Marie-josephte corriveau

Marie-Josephte Corriveau

La Corriveau et sa cage selon Henri Julien
(« Le cauchemar de José », illustration réalisée pour une édition de Les Anciens Canadiens de Philippe Aubert de Gaspé)

Marie-Josephte Corriveau (Saint-Vallier, 14 mai 1733 - Québec, 18 avril 1763), dite « La Corriveau », condamnée à mort par une cour martiale britannique pour le meurtre de son second époux et pendue à Québec en 1763, est l’une des figures les plus populaires du folklore québécois.

Sommaire

Marie-Josephte Corriveau : le personnage historique

Née et baptisée le 14 mai 1733 dans la paroisse rurale de Saint-Vallier en Nouvelle-France, Marie-Josephte Corriveau est l'unique fille survivante de Joseph Corriveau, cultivateur et de Françoise Bolduc. Elle épouse à l'âge de 16 ans, le 17 novembre 1749, Charles Bouchard, 23 ans, également cultivateur. Trois enfants naissent de cette union : Françoise, Angélique et Charles. Devenue veuve à la fin d'avril 1760[1], Marie-Josephte se remarie le 20 juillet 1761 avec un autre cultivateur de Saint-Vallier, nommé Louis Dodier. Le matin du 27 janvier 1763, celui-ci est retrouvé mort dans sa grange, avec de nombreuses blessures à la tête. Malgré un décès attribué officiellement à des coups de sabot reçus de ses chevaux et une inhumation rapide, les rumeurs d'homicide et les soupçons ne tardent pas à se répandre dans le voisinage, Dodier ayant été de son vivant en mauvais termes avec son beau-père et son épouse.
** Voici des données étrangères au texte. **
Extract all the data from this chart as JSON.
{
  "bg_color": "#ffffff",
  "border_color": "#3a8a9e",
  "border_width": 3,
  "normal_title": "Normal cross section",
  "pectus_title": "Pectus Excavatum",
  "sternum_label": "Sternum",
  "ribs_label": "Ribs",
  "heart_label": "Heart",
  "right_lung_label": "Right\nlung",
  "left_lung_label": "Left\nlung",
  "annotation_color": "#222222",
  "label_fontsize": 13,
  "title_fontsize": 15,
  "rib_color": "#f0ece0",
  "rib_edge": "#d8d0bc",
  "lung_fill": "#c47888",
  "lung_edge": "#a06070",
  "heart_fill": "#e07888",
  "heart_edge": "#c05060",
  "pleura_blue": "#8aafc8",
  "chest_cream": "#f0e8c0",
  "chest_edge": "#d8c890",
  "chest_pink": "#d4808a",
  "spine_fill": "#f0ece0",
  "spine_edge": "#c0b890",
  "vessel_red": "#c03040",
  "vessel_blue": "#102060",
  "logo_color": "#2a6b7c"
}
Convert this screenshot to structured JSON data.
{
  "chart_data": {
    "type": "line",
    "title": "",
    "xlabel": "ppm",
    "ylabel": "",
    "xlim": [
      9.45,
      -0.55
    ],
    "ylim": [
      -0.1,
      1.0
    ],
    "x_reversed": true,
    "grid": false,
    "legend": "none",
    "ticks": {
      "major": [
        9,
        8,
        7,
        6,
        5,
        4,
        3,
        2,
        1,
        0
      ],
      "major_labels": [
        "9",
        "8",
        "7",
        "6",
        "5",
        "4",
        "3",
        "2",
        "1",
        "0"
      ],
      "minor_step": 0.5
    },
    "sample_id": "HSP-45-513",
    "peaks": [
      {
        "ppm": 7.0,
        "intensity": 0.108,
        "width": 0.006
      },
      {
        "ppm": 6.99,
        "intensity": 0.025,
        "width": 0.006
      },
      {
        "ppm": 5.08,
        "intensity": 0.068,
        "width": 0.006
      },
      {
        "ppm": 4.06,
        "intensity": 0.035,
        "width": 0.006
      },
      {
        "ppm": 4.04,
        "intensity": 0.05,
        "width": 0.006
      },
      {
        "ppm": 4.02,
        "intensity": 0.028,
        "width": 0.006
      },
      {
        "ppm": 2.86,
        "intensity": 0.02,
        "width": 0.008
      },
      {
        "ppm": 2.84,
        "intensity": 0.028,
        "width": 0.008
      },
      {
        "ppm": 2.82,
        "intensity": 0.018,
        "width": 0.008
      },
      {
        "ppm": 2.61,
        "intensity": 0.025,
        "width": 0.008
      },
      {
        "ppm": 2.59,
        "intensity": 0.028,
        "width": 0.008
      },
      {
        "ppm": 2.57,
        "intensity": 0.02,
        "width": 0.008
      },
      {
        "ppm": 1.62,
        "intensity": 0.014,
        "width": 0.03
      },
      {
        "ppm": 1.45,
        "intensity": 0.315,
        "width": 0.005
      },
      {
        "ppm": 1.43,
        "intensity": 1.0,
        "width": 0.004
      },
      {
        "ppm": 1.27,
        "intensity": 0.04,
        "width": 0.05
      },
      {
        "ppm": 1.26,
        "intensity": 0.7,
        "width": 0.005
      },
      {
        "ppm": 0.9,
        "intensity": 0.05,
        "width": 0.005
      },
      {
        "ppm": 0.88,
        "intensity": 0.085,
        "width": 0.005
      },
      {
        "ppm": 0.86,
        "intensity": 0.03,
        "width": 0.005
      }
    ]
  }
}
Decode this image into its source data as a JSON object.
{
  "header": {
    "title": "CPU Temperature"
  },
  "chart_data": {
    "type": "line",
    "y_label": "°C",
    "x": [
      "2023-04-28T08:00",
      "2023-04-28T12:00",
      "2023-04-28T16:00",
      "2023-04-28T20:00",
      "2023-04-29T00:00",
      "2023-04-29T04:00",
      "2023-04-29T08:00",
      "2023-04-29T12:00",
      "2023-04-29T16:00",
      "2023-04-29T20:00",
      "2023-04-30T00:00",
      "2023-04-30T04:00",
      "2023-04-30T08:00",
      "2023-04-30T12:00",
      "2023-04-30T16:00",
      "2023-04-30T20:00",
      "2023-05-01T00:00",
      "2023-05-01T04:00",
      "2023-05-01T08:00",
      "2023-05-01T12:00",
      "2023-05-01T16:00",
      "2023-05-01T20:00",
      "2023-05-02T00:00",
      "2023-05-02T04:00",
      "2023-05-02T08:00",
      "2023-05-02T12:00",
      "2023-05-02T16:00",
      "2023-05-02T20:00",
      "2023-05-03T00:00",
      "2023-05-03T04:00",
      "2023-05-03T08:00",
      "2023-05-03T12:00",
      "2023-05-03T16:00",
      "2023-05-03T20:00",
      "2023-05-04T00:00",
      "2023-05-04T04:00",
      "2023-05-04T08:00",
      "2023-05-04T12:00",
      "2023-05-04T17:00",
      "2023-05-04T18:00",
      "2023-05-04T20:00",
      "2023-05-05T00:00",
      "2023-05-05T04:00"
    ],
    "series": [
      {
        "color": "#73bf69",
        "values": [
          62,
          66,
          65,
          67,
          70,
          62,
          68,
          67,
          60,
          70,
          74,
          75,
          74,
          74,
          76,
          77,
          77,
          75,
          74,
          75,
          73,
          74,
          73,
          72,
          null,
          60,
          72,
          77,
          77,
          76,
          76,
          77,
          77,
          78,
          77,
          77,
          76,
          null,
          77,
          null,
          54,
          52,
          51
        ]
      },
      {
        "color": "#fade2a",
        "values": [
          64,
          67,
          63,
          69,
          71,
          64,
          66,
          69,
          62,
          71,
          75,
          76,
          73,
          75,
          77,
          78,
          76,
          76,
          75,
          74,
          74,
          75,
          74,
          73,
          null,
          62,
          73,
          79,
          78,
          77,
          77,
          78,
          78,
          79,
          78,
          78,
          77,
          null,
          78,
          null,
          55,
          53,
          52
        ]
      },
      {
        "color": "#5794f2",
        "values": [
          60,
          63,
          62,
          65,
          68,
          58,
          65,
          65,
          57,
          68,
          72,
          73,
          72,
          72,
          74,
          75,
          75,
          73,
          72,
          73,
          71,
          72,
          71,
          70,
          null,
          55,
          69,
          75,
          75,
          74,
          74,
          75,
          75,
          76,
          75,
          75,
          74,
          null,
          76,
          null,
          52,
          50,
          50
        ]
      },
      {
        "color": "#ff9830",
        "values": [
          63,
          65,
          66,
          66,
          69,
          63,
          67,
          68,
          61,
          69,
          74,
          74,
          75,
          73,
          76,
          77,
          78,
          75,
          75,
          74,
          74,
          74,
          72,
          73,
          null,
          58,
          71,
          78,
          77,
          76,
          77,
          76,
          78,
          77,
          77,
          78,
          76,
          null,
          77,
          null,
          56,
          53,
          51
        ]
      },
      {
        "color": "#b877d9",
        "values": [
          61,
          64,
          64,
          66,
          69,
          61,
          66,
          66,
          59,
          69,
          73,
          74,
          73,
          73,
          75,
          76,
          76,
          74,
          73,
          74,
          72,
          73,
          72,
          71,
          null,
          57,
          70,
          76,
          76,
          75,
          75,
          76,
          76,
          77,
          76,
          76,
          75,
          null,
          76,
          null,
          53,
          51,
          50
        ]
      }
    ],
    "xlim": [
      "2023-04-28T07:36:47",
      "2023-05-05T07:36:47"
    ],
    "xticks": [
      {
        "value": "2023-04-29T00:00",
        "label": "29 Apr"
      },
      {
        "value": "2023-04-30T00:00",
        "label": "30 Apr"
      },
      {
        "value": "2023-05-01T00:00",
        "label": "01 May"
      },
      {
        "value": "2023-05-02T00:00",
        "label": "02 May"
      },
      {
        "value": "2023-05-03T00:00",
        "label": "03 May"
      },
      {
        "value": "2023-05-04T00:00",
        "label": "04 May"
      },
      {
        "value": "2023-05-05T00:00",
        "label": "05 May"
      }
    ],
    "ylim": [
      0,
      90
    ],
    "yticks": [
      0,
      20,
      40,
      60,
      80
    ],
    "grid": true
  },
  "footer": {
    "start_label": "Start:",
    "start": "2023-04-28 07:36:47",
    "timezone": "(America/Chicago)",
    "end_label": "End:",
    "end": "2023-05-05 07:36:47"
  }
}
À cette époque, la Nouvelle-France, conquise en 1760 par les Britanniques dans le cadre des opérations de la Guerre de Sept Ans, est administrée par l'armée anglaise. Les autorités militaires locales britanniques, chargées de maintenir l'ordre, ordonnent donc, sur la foi des rumeurs, une enquête sur la mort de Dodier, à l'issue de laquelle s'ouvre à Québec, le 29 mars 1763, devant un tribunal militaire composé de 12 officiers anglais, le procès de Joseph Corriveau et de sa fille Marie-Josephte. Ce procès se conclut, le 9 avril, par la condamnation à mort de Joseph Corriveau, reconnu coupable du meurtre de son gendre, et par la condamnation de Marie-Josephte, déclarée complice, à 60 coups de fouet et au fer rouge.

Un gibet semblable à celui dans lequel le corps de Marie-Josephte Corriveau a sans doute été exposé après son exécution (la « cage » de la Corriveau)

Condamné à la pendaison, Corriveau avoue alors, à l'instigation de son confesseur, n'avoir été que le complice de sa fille, après que celle-ci avait tué son mari. Lors d'un second procès, le 15 avril suivant, Marie-Josephte avoue à son tour avoir tué son époux de deux coups de hachette pendant son sommeil, surtout en raison des mauvais traitements que lui faisait subir celui-ci[2]. Le tribunal la déclare alors coupable et la condamne à être pendue, son corps devant ensuite être « hanged in chains » (littéralement, « pendu dans les chaînes »).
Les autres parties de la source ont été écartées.